Postcomposition First Edition

Postcomposition First Edition book cover

Postcomposition First Edition

Author(s): Sidney Dobrin (Author)

  • Publisher: Southern Illinois University Pr
  • Publication Date: 15 Jun. 2011
  • Edition: First Edition
  • Language: English
  • Print length: 264 pages
  • ISBN-10: 0809330415
  • ISBN-13: 9780809330416

Book Description

Leading a burgeoning self-critical moment in composition studies and writing program administration, Postcomposition is a fundamental reconsideration of the field that attempts to shift the focus away from pedagogy and writing subjects and toward writing itself. In this forceful and reasoned critique of many of the primary tenets and widely accepted institutional structures of composition studies, Sidney I. Dobrin delivers a series of shocks to the system meant to disrupt the pedagogical imperative and move beyond the existing limits of the discipline. Dobrin evaluates the current state of composition studies, underscoring the difference between composition and writing and arguing that the field’s focus on the administration of writing students and its historically imposed prohibition on theory greatly limit what can be understood about writing. Instead he envisions a more significant approach to writing, one that questions the field’s conservative allegiance to subject and administration and reconsiders writing as spatial and ecological. Using concepts from ecocomposition, spatial theory, network theory, complexity theory, and systems theory, Postcomposition lays the groundwork for a networked theory of writing, and advocates the abandonment of administration as a useful part of the field. He also challenges the usefulness of rhetoric in writing studies, showing how writing exceeds rhetoric. Postcomposition is a detailed consideration of how posthumanism affects the field’s understanding of subjectivity. It also tears at the seams of the “”contingent labor problem.”” As he articulates his own frustrations with the conservatism of composition studies and builds on previous critiques of the discipline, Dobrin stages a courageous-and inevitably polemical-intellectual challenge to the entrenched ideas and assumptions that have defined composition studies.

Editorial Reviews

Review

An established and prolific scholar, Dobrin (English, Univ. of Florida) has authored and edited several books that have moved the field’s discourse beyond student writing processes and program administration. Here the author underpins reference to scholars and theorists whose ideas and claims build his notions on how the field might further evolve. He devotes the first several chapters (of seven) to establishing long-standing problems of self-definition and limitation in composition studies and to defining concepts central to his proposals–concepts such as “posthuman” and even the concept of “space” as it pertains to the discipline. Those who accept the argument in chapter 4 on the stagnation of current scholarship and the diminished value of the work of writing-program administrators may be interested in the remaining chapters and their proposition of a “posthuman” paradigm shift toward systems theory, complexity theory, and fluid mechanics to “disrupt” composition studies toward more productive and appropriate scholarly venues. The somewhat playful final chapter seems meant to cajole; even so, the sting of Dobrin’s unflinching critique is palpable. Occasionally more repetitive or verbose than necessary, this dense book is a must read for specialists. Summing Up: Recommended. Graduate students, researchers, faculty. — C. E. O’Neill, New Mexico State University at Alamogordo

–C. E. O’Neill “CHOICE” (1/1/2012 12:00:00 AM)

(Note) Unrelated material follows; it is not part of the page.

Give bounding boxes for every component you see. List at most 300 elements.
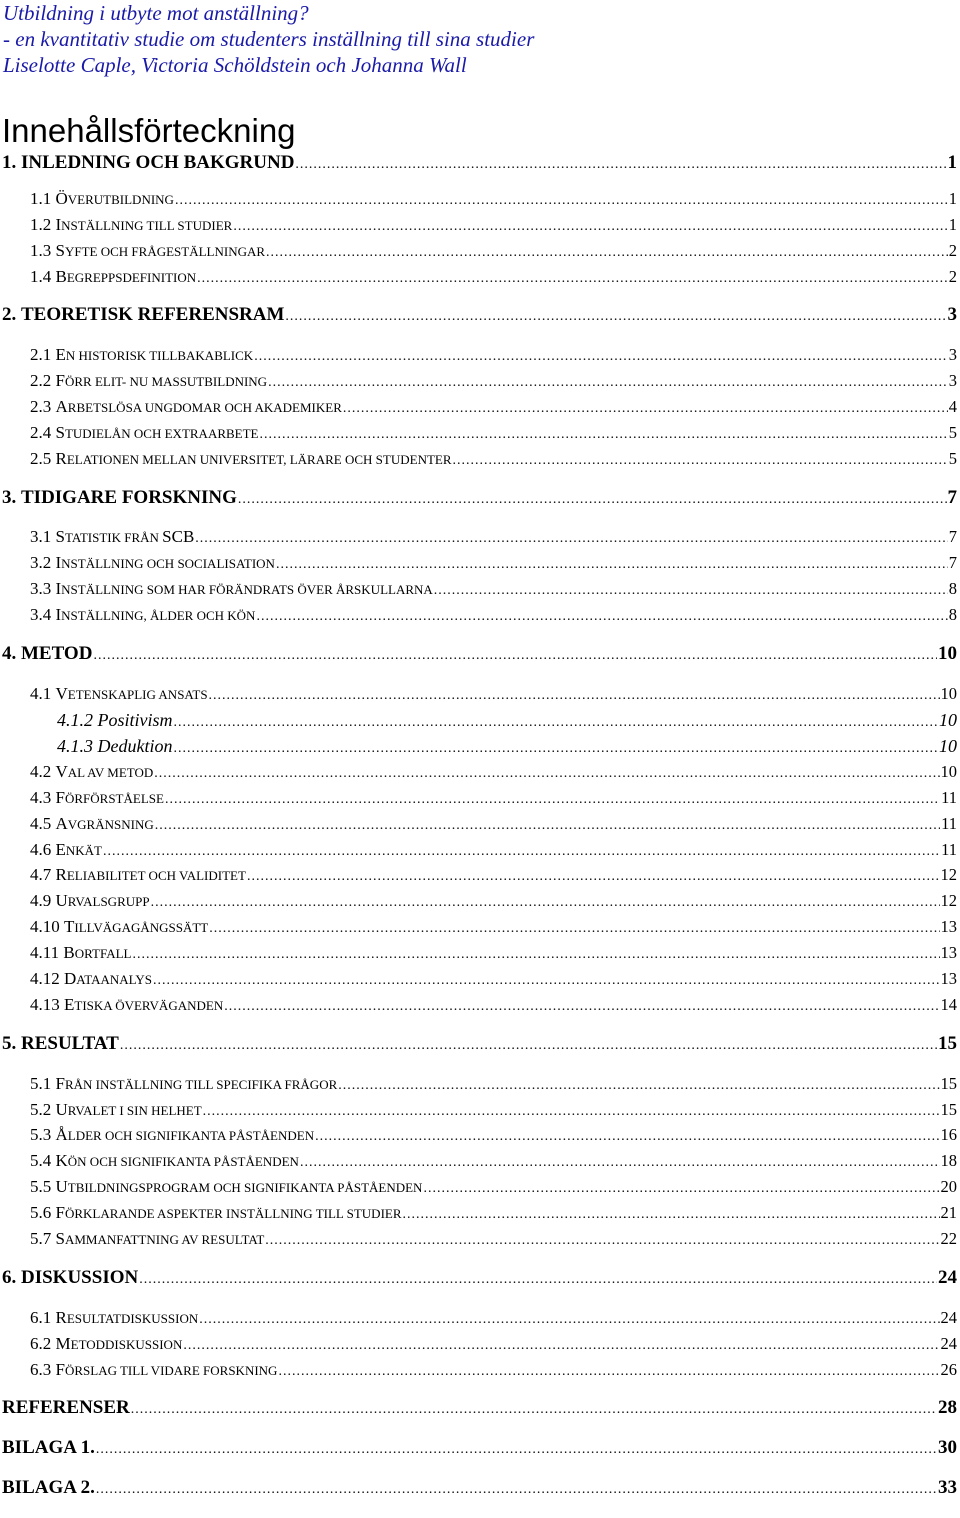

In all, the impact of Postcomposition promises to be a meteor-and-the-dinosaurs scenario. The dust will settle, and we’ll have/be something different. – Jeanne Gunner, co-editor of The Writing Program Interrupted

The author’s purpose is to disrupt, and for those readers who understand that Composition is best served by scholarship that challenges our own complacencies and institutional placement, this will be a most welcome (and much needed) book. -Frank Farmer, author of Saying and Silence: Listening to Composition Studies with Bakhtin

About the Author

Sidney I. Dobrin is an associate professor of English at the University of Florida and the author, coauthor, or coeditor of numerous books, including Ecosee: Image, Nature, and Visual Rhetoric and Don’t Call it That: The Composition Practicum.